The new Ulster Unionist leader has accused Boris Johnson of proposing a “sell-out” Brexit deal.
The Prime Minister and his DUP allies made “false promises” over the UK’s departure from the EU, Steve AIken added.
No unionist voted for England, Scotland and Wales to leave but Northern Ireland to stay in the bloc, he added.
Mr Aiken said: “It would be a momentous time to assume the leadership of any political party, but now, for Unionism, for those that are pro-union, and those that just believe in Northern Ireland, it has never been more important for the Ulster Unionist Party to be ready to go out and fight for what is right for our nation.”
The former submariner succeeds Robin Swann and will be aiming to win back representation at Westminster for a party which was once the mainstay of unionism but has been eclipsed in the polls by the DUP.
Mr Aiken outlined a vision of inclusive and progressive unionism.
He was forced into an election U-turn before taking up the role.

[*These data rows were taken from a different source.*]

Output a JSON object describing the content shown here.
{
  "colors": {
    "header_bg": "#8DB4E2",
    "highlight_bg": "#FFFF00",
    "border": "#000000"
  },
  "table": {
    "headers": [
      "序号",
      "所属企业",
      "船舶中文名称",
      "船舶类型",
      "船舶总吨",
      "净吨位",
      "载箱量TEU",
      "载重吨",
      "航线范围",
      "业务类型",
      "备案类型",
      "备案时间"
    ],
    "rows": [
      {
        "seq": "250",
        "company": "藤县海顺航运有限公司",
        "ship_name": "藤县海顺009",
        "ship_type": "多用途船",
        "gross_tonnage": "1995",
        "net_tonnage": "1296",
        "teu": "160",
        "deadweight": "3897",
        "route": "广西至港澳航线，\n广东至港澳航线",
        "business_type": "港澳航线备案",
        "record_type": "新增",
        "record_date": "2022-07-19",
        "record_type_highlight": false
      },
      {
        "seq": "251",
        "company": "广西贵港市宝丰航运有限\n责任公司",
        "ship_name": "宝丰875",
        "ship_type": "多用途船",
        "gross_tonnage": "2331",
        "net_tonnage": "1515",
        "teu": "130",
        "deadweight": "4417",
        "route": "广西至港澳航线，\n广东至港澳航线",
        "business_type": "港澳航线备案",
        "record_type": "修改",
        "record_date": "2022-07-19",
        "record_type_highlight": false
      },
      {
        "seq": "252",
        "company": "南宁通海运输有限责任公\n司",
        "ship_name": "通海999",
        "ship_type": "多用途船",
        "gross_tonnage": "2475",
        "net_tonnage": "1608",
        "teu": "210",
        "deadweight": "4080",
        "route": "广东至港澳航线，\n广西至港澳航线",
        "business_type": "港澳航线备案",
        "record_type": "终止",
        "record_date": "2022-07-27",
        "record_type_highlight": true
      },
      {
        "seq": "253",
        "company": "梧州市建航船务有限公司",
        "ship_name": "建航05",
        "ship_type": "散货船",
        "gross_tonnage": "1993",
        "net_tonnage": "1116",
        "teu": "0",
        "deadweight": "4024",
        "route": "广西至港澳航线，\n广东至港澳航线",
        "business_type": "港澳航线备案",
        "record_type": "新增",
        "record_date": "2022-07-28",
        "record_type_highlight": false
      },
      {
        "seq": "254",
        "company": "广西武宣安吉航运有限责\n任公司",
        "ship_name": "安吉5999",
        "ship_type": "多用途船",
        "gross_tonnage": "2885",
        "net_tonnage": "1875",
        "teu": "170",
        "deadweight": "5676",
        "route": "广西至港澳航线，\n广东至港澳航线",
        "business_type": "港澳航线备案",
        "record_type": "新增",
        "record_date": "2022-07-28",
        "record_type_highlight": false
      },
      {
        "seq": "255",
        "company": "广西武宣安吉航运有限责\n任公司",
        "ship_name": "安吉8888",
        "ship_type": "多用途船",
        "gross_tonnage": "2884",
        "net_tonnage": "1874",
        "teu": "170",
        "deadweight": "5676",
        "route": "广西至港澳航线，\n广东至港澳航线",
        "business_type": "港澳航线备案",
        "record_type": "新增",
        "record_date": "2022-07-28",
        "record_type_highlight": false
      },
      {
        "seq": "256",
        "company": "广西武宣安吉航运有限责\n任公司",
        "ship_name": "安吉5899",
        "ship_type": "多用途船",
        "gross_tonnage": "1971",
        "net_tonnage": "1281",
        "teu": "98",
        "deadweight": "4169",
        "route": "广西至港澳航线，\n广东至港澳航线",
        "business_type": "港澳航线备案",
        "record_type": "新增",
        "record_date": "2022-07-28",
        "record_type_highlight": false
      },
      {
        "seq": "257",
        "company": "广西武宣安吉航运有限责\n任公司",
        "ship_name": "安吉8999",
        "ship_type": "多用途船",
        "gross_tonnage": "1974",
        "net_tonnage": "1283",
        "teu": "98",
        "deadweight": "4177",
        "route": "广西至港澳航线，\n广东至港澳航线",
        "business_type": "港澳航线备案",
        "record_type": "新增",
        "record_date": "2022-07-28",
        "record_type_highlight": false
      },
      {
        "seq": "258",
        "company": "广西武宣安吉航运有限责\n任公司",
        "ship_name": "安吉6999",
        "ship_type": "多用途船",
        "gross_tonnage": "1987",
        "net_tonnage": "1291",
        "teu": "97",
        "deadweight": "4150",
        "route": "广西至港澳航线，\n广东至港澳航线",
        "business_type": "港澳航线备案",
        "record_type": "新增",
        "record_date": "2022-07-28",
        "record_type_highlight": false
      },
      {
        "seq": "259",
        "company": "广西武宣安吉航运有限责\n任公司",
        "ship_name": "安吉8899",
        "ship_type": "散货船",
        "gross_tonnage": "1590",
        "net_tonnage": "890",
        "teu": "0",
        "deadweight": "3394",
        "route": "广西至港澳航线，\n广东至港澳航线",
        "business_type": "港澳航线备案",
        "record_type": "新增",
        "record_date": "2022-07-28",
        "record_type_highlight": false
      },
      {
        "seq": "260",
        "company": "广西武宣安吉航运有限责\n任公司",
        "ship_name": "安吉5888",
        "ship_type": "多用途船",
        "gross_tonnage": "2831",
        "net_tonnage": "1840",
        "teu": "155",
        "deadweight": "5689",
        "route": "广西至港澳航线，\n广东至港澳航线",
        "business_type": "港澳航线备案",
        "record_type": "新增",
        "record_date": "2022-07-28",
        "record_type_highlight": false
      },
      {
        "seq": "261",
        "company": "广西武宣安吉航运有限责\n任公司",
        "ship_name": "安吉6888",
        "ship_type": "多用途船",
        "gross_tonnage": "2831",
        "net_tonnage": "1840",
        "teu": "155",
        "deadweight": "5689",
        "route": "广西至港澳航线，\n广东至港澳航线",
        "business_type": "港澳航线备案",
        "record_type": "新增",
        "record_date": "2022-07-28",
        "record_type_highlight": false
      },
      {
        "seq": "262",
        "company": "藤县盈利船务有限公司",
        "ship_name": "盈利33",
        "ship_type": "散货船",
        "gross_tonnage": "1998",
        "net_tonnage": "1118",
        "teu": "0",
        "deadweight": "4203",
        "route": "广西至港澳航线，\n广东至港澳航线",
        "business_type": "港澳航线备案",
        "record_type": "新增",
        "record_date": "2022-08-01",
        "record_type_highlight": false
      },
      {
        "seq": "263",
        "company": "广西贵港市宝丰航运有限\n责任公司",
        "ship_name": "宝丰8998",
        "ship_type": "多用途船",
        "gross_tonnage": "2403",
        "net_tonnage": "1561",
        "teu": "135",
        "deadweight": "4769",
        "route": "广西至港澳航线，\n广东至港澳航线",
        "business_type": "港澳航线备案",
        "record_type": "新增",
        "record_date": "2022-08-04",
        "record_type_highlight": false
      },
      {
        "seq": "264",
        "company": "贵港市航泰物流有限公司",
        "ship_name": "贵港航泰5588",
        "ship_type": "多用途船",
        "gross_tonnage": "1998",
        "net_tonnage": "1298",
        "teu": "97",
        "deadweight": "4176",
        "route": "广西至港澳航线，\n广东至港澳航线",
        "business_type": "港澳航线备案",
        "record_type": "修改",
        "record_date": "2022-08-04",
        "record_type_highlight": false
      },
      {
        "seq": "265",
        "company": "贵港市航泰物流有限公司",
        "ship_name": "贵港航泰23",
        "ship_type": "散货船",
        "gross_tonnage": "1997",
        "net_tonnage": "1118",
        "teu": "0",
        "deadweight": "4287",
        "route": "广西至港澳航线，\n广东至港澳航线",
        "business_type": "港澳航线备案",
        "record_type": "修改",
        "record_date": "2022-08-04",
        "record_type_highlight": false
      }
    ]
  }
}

His party did not field a candidate in opposition to the DUP in North Belfast to maximise unionist representation at Westminster.
The incoming leader earlier ruled out voting pacts.
The UUP voted, on balance, to remain, during the EU referendum.
Its new chief said: “If the Conservatives deal goes through Northern Ireland will, well and truly, be a place apart.
“We will be separated from our largest market, with differing legal systems, tax regimes and held accountable by special and joint EU committees.”
He told a party meeting in Templepatrick, Co Antrim: “There are many unionists, and indeed many in this room, who will have voted to leave but I am pretty sure you didn’t vote for England, Scotland and Wales to leave while Northern Ireland stays.
“We have a stark choice, but for us, the union of our whole UK must come before anything else.”
He said the country either left the EU as one or remained as one.
He added: “With the future of our very Union being challenged by Boris Johnson’s sell-out deal, with the DUP’s ineptitude in creating a border in the Irish Sea, coupled with a level of venality that would, in any normal political society, see them banished into obscurity… we can be so much more and we have to be.”